La redéfinition des priorités de la recherche devrait aider à rapprocher la recherche des attentes de la société. La science révèle une conception de la société. Ce n'est pas le progrès qui est remis en cause. C'est le sens qu'on lui donne. Toute société, tout individu aspirent à une amélioration de son bien-être, à une vie meilleure et plus juste. Les habitants de notre planète doivent être convaincus que l'activité scientifique prépare ce mieux être. Ce qui suppose de nouvelles démarches de recherche voire une nouvelle hiérarchie des priorités. Quels que soient les domaines technologiques concernés, il faudra veiller à ce qu'ils aient un impact positif sur la santé, la sécurité, l'environnement, l'équité et l'information.

La deuxième piste porte sur la concertation entre les acteurs et les scientifiques. Le choix des priorités de recherche ne peut relever de la seule communauté scientifique. Aujourd'hui les informations et les idées circulent sans validation magistrale et la singularité de l'individu prévaut. La genèse des jugements et des opinions est multiple et insaisissable. On devrait appliquer à la science ce que le prix Nobel d'économie, Amartya Sen, recommande pour l'économie : c'est dans la confrontation démocratique et les libertés de débattre que peut prévaloir l'intérêt commun. A condition toutefois que le point de vue de chacun des acteurs soit reconnu, écouté et compris avec une égale considération même s'il n'est pas et surtout s'il n'est pas scientifique. Nous avons beaucoup à construire et même à inventer pour atteindre ce but. Le partage de la culture scientifique prendrait une grande force s'il avait pour objectif de préparer les choix stratégiques.

Ces deux dispositions relèvent de l'échelon local, au plus près des acteurs et des opérateurs. Elles doivent prendre en considération la diversité des cultures même si la science ne peut être qu'indépendante des croyances et des idéologies. La science a une visée universelle.

Et c'est ma troisième piste en réflexion.

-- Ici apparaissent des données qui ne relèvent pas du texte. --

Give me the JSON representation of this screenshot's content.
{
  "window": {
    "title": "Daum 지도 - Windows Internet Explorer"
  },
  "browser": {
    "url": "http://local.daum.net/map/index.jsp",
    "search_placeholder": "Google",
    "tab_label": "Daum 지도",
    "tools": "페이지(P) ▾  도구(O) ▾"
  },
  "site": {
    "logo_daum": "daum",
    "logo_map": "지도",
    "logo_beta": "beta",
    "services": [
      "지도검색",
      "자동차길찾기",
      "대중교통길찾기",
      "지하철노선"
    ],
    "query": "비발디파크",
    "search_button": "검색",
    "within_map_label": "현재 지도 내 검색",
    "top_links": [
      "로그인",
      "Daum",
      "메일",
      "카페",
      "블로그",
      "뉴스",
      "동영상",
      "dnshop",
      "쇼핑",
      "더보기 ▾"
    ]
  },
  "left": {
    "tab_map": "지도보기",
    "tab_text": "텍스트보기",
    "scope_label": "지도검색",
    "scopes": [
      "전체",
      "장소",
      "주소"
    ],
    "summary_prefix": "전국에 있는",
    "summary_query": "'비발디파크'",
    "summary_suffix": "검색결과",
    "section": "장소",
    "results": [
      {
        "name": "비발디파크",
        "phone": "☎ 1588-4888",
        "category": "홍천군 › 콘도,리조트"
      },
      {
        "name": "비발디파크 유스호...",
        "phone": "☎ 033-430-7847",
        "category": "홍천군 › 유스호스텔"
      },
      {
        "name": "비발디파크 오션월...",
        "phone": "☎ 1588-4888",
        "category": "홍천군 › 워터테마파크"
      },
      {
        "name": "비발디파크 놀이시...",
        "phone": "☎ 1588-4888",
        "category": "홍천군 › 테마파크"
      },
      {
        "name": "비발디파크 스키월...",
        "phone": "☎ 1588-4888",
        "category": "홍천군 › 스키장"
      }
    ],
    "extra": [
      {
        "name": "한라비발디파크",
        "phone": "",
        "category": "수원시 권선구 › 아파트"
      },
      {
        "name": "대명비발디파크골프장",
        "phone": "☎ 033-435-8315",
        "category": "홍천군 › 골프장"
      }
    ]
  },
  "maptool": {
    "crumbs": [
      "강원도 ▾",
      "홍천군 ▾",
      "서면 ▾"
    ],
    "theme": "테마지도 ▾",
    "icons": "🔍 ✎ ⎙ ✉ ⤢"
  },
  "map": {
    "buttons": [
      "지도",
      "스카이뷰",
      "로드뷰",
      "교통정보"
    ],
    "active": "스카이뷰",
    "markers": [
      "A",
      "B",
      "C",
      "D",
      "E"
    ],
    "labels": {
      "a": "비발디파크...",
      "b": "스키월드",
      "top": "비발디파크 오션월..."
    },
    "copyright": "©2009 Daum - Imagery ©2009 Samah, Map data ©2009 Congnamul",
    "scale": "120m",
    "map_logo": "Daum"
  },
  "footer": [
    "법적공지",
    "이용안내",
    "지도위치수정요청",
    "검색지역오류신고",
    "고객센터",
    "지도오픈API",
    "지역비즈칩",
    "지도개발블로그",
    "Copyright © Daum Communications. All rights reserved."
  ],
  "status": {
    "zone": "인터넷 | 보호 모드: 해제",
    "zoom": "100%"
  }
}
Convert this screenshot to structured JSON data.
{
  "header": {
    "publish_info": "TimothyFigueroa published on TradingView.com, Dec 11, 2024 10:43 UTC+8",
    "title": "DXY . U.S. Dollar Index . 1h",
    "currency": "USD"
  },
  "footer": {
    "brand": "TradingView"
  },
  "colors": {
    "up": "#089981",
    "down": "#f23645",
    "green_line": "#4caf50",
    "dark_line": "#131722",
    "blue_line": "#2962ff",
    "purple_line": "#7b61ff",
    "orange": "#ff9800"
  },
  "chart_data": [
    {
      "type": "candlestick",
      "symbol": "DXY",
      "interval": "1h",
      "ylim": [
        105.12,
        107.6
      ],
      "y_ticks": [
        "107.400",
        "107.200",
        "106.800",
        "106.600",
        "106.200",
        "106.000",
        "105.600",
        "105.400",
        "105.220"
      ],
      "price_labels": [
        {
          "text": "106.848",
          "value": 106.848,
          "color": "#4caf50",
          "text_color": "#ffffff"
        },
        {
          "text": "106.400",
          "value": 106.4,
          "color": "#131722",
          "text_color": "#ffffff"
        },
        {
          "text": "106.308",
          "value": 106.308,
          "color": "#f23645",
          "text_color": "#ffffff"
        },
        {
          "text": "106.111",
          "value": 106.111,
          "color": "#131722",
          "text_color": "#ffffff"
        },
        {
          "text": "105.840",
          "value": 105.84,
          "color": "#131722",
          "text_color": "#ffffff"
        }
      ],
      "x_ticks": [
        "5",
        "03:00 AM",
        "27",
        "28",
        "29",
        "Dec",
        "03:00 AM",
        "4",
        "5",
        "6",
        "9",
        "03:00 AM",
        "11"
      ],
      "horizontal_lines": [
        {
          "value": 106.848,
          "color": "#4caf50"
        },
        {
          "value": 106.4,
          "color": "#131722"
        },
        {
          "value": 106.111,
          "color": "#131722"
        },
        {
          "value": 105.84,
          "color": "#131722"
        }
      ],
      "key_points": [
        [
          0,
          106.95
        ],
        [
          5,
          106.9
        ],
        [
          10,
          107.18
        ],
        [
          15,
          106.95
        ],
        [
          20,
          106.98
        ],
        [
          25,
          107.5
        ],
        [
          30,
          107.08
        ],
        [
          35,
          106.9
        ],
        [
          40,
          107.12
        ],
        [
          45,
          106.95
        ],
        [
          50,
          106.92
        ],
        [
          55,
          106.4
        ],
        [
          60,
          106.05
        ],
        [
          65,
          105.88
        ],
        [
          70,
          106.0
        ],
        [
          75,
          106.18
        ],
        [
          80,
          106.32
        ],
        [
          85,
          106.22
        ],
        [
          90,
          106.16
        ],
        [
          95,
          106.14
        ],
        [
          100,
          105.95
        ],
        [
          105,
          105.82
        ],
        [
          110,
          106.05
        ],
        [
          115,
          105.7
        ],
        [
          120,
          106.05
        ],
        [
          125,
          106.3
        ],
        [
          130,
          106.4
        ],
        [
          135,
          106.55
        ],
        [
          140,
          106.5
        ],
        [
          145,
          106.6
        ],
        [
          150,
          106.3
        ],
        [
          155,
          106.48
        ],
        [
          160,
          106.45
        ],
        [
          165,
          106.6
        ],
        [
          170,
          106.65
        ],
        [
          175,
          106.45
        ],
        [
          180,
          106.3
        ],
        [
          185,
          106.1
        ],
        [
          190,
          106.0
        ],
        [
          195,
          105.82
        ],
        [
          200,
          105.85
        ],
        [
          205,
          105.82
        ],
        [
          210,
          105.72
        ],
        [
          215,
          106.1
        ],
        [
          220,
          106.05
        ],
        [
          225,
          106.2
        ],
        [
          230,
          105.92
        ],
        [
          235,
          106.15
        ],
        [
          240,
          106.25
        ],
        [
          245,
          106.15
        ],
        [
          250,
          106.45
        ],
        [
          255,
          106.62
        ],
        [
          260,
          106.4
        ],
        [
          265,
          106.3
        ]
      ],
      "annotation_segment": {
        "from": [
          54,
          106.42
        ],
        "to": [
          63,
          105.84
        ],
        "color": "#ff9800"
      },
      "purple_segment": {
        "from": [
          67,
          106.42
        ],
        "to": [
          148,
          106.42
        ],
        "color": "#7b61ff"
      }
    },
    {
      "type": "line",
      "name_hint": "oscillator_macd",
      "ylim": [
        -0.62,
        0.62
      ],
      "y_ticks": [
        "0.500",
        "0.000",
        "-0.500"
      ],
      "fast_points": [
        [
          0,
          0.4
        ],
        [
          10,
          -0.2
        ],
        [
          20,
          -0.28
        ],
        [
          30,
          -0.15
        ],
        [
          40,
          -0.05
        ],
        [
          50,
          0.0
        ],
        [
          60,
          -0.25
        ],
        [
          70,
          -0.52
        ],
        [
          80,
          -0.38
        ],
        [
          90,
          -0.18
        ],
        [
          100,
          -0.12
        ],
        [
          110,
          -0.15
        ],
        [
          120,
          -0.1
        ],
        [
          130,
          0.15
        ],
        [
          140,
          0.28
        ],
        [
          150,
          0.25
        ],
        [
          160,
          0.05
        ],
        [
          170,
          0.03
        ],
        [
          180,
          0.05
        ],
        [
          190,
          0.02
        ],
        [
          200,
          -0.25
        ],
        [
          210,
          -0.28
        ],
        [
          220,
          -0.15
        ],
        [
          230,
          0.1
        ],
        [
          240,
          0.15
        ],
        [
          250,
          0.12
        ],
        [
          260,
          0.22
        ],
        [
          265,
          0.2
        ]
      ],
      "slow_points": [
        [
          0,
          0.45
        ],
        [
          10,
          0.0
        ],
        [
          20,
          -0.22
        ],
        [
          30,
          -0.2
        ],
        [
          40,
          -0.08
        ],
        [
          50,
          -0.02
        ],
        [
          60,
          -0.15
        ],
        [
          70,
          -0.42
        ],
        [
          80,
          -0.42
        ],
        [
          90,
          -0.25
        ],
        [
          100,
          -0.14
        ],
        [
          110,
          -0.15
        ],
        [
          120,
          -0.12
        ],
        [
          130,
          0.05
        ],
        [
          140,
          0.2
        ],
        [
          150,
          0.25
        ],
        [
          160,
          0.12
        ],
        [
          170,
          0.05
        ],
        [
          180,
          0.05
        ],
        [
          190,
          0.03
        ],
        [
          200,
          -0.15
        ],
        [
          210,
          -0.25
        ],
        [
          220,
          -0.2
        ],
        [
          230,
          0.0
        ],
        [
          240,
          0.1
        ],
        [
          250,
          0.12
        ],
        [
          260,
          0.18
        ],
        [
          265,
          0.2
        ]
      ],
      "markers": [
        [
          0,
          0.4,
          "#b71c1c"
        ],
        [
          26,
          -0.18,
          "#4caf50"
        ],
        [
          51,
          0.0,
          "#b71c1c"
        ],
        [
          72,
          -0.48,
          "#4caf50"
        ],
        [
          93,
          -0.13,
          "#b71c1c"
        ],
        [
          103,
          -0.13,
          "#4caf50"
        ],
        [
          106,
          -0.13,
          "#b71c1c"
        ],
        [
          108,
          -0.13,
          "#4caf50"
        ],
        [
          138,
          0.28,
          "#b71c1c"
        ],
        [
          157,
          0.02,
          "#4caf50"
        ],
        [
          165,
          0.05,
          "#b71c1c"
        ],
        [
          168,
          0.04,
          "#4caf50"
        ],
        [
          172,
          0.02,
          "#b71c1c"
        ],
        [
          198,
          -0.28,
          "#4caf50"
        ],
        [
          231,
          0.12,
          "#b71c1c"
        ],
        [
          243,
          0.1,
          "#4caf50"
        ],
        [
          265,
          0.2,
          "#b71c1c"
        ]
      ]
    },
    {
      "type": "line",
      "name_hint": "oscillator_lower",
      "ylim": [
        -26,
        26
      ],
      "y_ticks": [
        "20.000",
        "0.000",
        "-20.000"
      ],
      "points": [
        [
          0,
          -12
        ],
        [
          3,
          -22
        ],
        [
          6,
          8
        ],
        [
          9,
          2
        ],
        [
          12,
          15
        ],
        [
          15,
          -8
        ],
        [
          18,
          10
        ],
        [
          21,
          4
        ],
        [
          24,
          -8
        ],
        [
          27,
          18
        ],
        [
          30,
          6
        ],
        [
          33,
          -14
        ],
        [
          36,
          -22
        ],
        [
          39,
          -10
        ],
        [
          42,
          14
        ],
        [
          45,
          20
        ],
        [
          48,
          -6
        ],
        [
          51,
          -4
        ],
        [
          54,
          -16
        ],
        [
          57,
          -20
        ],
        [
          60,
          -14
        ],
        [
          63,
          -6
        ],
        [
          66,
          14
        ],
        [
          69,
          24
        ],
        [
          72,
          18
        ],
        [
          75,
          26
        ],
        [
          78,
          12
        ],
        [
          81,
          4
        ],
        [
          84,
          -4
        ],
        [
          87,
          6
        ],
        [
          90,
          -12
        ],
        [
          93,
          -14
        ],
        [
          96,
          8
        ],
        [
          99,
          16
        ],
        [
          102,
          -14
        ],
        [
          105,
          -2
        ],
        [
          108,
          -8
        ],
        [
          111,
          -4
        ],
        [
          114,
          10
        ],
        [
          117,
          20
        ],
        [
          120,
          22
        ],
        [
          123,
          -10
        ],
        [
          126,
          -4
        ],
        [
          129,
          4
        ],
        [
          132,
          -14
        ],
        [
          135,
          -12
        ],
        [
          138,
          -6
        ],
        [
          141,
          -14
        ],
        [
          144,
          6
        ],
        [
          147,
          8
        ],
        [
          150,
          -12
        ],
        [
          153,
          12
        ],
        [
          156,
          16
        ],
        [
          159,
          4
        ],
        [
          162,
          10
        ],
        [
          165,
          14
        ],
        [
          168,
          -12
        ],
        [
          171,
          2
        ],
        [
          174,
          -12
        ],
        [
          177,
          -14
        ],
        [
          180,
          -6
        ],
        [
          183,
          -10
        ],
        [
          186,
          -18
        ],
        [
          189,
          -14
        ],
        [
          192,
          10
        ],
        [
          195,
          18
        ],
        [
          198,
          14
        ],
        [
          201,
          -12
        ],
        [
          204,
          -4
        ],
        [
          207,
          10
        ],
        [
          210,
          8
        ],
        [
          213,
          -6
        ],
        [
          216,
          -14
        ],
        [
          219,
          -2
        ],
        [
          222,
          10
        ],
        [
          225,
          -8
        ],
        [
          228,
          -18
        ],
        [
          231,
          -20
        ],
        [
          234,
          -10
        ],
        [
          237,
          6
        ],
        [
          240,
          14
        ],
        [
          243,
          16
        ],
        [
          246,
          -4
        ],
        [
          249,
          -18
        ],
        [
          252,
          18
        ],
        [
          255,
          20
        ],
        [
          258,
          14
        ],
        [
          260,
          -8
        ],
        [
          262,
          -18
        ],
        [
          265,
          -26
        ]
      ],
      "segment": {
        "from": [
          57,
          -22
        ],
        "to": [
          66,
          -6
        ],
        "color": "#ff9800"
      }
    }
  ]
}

Comment pouvons-nous poursuivre la démarche engagée par ce colloque dans une perspective mondiale et universelle ? Je voudrais ici reprendre l'idée d'un des grands scientifiques français, Jean-Pierre Changeux qui a proposé de réfléchir à un comité d'éthique à l'échelle de la planète. En effet, la société de la connaissance est une société mondialisée. L'économie est mondialisée mais les peurs le sont aussi. C'est pourquoi, comme les droits de l'homme ou le serment d'Hippocrate, l'éthique de la recherche comporte des questions communes à tous les êtres humains en terme de respect de leur corps, de conditions de l'expérimentation sur le vivant, y compris l'homme, de liberté individuelle et collective, de sécurité, d'indépendance de l'expertise. Les recommandations de nature éthique ne peuvent être que le fruit de débats entre des acteurs ayant des expériences et des compétences différentes au sens de l'éthique de la discussion de Jürgen Habermas. Le temps n'est-il pas venu de se demander comment mettre en pratique ses réflexions ? C'est à ce prix que nous donnerions à nos concitoyens les garanties que la science est au service de l'homme.